Governor Rick Perry today, joined by state legislators and Texas families, ceremonially signed House Bill 3678, the Religious Viewpoint Anti-Discrimination Act. The bill, authored by Rep. Charlie Howard, does not expand religious expression in schools, but rather reiterates a student's existing right to expression.
"In a society where lawsuits long-ago replaced honest discussion, a culture of fear has led to limitations on our freedoms," said Gov. Perry. "This trend has been especially troubling in our public schools; places created for the exchange of ideas, the expression of values and the shaping of lives."
Within certain parameters, the United States Supreme Court ruled religious discussion in schools legal. However, in an effort to promote a neutral learning environment, some schools are unintentionally suppressing religious expression.
The misapplication of the law is also attributable to a number of Texas school districts' whose practices and policies have not been modified to recognize permissible expressions. HB 3678 requires school districts to adopt and implement a policy establishing a limited public forum for student speakers at school events and ensures other protections for students expressing their religious viewpoint. The legislation provides a model policy that districts may choose to adopt, which includes protection for a student's expression of a religious viewpoint; guidelines for student speakers at graduation ceremonies and other non-graduation events; protection for religious expression in class assignments; and freedom to organize religious groups and activities.

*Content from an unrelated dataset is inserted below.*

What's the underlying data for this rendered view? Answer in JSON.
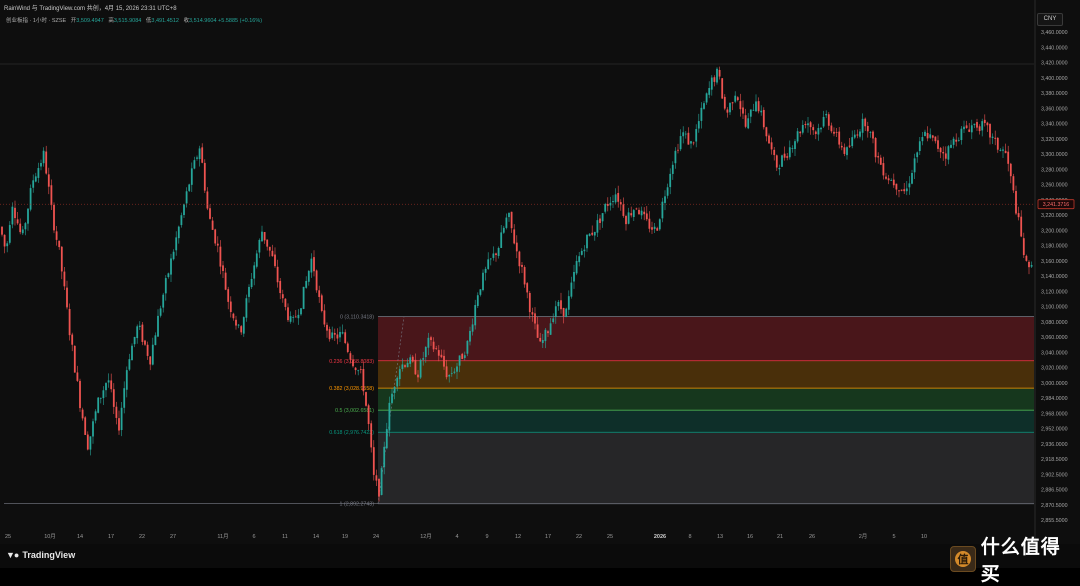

Isolated instances in Texas public schools led to the creation of HB 3678. In one case, a school prohibited students from wishing a "Merry Christmas" to troops serving overseas. Another school reprimanded a first grader for invoking the name and image of Jesus when she was asked what she thinks of when she thinks of Easter.
"It is my hope that this bill and its guidelines for preserving freedom of faith-related speech will lower the tension level in our schools. Under its clear guidelines, teachers can teach and administrators can lead, knowing they are following a sensible, time-honored, and legal approach to self-expression," said Gov. Perry.
House Bill 3678 took effect June 8, 2007.